Hände
Es waren seine Hände, die ihr zuerst an ihm auffielen. Nicht die blauen Augen, nicht die starken Arme und das harte Gesicht. Seine Hände. Hände können so viel über einen Menschen aussagen. Sie können groß und weich sein, nicht gewohnt hart zu arbeiten und doch fähig zu schaffen. Es gibt spitze Hände, die eitel und gepflegt aussehen und doch fähig sind, sich tief ins Fleisch zu bohren. Schwitzende Hände, Hände mit deutlichen Adern, die sich wie ein Flussdelta über dem Handrücken ausbreiten. Es gibt Hände die zuschlagen können, Hände die nie gestreichelt wurden, Hände die zittern, die gehalten werden wollen und Hände die durch tiefe Furchen gezeichnet sind. Hände verraten das Alter der Person und ihre Gewohnheiten. Es gibt Raucherhände, gecremte Hände, Hände mit spitzen Fingerkuppen und langen Fingernägeln. Es gibt faltige und glatte Hände. Es gibt Arbeiter- und Hausfrauenhände. Die Hand ist ein Ausdruck der Persönlichkeit, dem viel zu wenig Respekt gezollt wird. Nicht das Gesicht, nicht der Hals und der Bauchansatz haben diese Aussagekraft, nur die Hände haben alles Selbstgeschaffene auch angefasst, erfunden und mitgestaltet. Nur die Hände haben diese Ausstrahlung, diesen untrügerischen Charakter, der die Person an sich beschreibt. Die Hände sind der Spiegel der Erfahrungen, wie die Augen der Spiegel der Seele sind.

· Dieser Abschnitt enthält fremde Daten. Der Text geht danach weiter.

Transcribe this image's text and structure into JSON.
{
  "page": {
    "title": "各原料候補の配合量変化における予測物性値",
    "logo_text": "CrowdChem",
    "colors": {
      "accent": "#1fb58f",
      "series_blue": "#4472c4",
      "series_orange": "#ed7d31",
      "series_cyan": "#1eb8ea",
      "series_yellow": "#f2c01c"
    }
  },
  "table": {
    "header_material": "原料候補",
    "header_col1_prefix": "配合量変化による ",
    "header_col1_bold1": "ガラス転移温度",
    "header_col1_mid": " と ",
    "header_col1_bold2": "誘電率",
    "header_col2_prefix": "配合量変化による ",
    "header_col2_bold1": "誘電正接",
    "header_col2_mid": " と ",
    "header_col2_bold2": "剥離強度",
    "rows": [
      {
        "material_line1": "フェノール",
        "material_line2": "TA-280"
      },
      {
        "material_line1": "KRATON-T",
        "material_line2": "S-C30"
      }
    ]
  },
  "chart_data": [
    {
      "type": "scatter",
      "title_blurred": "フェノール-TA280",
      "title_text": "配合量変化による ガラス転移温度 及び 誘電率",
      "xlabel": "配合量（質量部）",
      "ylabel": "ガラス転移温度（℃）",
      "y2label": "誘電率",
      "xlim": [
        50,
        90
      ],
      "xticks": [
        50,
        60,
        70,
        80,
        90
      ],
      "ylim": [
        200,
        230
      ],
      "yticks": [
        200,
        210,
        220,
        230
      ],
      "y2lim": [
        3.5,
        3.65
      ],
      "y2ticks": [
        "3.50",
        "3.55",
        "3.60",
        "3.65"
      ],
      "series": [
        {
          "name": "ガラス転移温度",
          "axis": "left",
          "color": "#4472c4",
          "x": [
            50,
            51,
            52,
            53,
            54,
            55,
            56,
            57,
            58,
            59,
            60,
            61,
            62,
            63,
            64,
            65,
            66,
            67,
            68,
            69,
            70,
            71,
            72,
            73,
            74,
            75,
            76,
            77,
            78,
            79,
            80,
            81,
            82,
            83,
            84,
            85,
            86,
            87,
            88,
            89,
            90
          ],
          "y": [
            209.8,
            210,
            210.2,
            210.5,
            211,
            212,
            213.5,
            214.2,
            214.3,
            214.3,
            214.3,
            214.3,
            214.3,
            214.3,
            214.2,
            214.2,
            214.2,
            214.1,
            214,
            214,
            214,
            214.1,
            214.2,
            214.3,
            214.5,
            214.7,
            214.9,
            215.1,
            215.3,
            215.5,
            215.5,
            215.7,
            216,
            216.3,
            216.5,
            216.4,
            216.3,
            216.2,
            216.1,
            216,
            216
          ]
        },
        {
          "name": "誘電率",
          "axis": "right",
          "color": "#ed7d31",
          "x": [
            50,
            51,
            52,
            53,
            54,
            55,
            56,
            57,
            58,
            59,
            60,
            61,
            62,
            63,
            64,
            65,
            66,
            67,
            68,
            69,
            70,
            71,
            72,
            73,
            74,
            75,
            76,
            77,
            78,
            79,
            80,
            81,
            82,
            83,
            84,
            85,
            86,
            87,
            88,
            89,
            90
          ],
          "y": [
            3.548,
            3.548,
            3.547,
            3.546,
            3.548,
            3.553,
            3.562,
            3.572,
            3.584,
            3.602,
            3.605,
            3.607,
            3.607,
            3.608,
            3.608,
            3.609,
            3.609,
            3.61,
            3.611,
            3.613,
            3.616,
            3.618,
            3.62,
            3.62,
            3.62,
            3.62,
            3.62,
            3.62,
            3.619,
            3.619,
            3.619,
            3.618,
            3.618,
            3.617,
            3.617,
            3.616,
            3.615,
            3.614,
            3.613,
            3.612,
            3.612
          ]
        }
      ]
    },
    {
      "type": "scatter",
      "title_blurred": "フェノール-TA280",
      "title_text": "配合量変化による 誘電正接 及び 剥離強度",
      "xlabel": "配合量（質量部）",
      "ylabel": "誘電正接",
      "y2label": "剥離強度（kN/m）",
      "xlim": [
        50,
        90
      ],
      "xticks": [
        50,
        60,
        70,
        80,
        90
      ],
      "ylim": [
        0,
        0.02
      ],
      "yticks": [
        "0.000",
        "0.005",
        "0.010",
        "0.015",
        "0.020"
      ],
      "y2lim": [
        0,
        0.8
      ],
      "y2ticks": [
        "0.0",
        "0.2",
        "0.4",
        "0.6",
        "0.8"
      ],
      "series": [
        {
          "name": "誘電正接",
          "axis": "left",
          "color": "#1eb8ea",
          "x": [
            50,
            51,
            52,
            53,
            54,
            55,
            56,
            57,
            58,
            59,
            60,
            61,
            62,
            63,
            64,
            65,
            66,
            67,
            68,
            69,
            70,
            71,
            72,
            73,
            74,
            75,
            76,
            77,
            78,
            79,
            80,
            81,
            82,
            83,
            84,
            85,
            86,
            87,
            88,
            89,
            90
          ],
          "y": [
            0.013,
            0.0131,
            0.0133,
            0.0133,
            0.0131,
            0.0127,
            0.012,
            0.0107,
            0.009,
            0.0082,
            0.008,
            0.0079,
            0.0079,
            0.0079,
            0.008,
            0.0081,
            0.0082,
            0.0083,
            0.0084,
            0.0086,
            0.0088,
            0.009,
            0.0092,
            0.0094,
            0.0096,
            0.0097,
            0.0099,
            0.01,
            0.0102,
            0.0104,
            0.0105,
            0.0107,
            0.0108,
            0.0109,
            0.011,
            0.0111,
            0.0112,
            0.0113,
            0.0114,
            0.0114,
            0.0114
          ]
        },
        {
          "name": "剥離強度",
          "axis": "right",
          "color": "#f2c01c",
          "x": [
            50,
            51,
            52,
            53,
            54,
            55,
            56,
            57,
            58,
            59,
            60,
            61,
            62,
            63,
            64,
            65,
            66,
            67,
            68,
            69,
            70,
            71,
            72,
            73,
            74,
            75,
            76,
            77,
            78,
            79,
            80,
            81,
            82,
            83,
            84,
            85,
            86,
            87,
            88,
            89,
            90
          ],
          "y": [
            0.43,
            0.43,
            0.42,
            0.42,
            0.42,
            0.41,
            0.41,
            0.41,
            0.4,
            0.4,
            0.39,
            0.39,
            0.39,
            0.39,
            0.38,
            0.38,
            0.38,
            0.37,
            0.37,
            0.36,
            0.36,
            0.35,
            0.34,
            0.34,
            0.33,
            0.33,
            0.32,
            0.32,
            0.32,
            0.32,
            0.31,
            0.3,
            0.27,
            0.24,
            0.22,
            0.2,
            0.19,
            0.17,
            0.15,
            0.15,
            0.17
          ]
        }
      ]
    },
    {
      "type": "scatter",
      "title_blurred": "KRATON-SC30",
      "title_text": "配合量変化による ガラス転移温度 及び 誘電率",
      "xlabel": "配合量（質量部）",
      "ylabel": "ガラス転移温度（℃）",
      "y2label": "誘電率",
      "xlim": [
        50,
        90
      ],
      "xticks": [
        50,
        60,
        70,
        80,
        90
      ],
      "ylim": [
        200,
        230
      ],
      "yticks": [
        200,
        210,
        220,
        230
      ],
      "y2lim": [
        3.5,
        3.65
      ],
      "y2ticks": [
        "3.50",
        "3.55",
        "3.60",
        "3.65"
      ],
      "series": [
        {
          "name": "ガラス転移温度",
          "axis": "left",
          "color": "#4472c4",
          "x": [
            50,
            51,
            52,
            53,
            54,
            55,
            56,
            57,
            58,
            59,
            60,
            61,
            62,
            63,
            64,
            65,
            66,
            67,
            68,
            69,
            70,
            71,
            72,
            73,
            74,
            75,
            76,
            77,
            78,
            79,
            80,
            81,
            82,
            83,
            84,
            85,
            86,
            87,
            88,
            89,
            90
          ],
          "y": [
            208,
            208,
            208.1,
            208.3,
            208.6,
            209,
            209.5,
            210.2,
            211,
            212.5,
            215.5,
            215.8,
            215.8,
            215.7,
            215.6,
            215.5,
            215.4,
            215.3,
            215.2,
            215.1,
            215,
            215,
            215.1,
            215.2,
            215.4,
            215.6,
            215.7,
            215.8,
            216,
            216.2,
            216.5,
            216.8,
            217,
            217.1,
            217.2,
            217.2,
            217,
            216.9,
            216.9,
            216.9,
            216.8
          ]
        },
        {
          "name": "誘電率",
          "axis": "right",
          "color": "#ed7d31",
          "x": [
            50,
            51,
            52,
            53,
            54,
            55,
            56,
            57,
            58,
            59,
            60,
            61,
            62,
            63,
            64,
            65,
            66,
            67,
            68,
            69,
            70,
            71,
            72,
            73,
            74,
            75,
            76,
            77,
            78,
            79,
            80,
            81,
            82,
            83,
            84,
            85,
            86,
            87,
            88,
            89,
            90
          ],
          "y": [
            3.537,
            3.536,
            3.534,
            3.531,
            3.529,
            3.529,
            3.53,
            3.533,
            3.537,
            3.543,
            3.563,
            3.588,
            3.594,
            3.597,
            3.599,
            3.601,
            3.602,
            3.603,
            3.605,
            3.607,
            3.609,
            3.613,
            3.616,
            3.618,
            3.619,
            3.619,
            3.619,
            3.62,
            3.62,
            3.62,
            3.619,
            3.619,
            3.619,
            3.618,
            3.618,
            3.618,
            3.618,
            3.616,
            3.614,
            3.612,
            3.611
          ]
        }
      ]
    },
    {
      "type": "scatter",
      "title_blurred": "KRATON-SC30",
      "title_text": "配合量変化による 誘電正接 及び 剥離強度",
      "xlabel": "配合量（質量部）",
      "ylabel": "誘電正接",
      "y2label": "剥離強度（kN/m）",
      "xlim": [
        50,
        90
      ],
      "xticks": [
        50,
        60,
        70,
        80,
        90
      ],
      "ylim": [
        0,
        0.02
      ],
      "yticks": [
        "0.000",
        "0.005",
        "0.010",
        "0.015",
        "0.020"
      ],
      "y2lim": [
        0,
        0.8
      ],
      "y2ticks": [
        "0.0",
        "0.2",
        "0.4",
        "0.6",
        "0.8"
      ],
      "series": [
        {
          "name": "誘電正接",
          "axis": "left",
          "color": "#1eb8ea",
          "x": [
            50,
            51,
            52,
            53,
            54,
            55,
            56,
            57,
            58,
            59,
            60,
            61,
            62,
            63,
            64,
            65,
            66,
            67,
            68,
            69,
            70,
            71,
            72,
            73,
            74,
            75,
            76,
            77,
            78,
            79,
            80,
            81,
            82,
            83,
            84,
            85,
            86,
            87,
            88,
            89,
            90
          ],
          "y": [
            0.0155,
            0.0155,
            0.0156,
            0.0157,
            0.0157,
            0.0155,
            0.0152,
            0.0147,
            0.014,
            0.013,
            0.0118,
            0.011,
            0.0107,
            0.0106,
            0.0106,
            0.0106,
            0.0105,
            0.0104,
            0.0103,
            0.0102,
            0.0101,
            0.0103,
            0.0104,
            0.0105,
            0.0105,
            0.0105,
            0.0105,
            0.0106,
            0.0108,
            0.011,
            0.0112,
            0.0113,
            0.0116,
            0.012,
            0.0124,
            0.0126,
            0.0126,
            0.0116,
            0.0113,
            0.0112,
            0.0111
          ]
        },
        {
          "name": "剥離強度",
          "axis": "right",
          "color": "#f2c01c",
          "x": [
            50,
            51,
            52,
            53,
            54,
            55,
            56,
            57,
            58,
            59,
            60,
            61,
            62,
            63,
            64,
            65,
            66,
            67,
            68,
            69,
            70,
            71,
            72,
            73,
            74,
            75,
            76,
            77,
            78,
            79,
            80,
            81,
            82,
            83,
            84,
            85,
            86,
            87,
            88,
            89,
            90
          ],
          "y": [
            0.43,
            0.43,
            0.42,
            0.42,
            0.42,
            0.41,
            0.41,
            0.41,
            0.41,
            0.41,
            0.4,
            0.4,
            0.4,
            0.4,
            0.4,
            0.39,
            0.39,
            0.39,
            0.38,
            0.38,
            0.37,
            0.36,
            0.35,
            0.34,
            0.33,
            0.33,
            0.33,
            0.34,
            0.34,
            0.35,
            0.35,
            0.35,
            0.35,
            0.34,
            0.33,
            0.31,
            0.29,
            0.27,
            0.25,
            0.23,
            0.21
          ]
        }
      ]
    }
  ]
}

Seine Hände waren rau, mit abgenagten Fingernägeln. Der Zeige- und der Mittelfinger der rechten Hand verrieten den starken Raucher, die Bräune den Naturmensch, die Fingernägel den unsicheren Mann. Obwohl seine Finger relativ kurz und kräftig waren, wirkten sie gemeinsam doch schmal. Ein Klavierspieler versteckte sich nicht hinter dem Mann, aber einer, der die Schönschrift beherrschte.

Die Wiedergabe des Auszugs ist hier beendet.